ノート・パソコン,携帯電話の筐体に採用へ

 ノートパソコン,AV機器,携帯電話の筐体にポリ乳酸や天然物由来のプラスチックを使う動きが出てきた。

 例えば,富士通は,ポリ乳酸とポリカーボネート(PC)を約半分ずつ混ぜ合わせた樹脂を2005年春モデルのノートパソコン「FMV-BIBLO NB80K」の筐体に採用した(図1)。富士通と富士通研究所,東レの3社で共同開発したもの。東レが植物性樹脂とPCを複合化した樹脂ペレットを供給し,富士通の関連会社で射出成形している。開発した樹脂の特性は,耐熱性が85℃,引っ張り強さが65MPa,引っ張り破断伸びが60%,曲げ強さが100MPa,曲げ弾性率が4.4GPaと筐体に使えるレベルまで特性を向上させた。

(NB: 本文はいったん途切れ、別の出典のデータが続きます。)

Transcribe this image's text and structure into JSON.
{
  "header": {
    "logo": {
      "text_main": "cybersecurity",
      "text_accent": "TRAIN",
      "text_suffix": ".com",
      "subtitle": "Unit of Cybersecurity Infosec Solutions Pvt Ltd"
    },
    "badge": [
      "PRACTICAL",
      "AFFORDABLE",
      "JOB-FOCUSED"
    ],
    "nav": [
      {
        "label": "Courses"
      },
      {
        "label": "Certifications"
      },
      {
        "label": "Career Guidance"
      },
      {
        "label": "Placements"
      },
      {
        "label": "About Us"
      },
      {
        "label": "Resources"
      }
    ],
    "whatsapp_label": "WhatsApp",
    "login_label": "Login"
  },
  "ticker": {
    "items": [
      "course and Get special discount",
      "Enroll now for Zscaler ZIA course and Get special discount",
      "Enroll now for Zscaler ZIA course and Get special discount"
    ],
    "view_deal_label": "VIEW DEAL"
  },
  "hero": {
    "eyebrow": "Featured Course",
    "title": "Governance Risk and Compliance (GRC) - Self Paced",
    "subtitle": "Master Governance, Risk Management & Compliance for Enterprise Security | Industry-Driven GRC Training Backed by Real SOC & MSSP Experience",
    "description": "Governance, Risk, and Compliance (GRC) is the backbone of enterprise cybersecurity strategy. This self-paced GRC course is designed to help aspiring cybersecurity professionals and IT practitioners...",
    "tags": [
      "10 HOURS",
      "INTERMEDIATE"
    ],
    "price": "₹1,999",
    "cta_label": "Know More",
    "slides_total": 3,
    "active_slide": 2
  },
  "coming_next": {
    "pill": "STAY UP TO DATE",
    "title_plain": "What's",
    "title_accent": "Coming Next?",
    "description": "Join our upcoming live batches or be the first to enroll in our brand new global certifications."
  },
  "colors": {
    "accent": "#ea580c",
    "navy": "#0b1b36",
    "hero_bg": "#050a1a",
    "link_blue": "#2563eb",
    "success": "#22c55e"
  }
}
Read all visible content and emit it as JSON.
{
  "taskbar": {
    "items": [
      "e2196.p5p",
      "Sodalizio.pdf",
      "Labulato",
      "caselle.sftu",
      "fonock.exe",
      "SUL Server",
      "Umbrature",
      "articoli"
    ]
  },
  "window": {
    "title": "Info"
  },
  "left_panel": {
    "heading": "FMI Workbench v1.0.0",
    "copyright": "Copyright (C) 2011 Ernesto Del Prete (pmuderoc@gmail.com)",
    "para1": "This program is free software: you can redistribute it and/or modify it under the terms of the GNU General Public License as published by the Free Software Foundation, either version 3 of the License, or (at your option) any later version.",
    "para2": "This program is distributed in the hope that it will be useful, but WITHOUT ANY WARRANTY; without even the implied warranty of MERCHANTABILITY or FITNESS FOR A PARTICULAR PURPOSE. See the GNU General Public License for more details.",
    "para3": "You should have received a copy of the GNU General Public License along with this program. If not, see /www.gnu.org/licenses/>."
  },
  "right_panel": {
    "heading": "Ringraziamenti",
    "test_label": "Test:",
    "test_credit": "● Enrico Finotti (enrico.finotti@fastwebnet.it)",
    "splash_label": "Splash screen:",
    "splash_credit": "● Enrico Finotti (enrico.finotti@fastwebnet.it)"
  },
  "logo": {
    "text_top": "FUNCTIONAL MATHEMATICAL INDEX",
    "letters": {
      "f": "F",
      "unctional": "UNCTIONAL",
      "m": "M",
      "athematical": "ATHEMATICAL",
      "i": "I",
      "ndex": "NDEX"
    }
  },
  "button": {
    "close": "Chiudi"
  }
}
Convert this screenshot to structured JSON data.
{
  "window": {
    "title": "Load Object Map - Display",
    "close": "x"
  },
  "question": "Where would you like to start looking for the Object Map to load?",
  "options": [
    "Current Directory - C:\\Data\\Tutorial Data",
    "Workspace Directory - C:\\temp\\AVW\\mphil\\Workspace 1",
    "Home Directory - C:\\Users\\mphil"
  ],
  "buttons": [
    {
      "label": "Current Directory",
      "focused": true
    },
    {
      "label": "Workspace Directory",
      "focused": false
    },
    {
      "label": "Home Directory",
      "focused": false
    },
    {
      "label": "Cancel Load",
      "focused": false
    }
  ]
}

 特性を上げるためにPCを半分加えたために生分解性については犠牲になっているが,同社が強調するのは,製品のライフ・サイクル全体での二酸化炭素の排出量。回収した樹脂を焼却するサーマル・リサイクルの場合で,従来の樹脂に比べて約15%削減できるという。

 携帯電話の筐体に採用して注目されたのがNTTドコモである。ポリ乳酸にケナフ繊維を複合化して耐熱性や強度を向上させた材料を筐体に使った試作機を開発した。材料そのものは,NECが開発したもので,同社はNECは既にノート・パソコンの一部に使い始めている。NTTドコモは,愛知万博会場でNTTドコモの社員の連絡用に使った後,その使用結果を基に商品化の検討を進めている模様だ。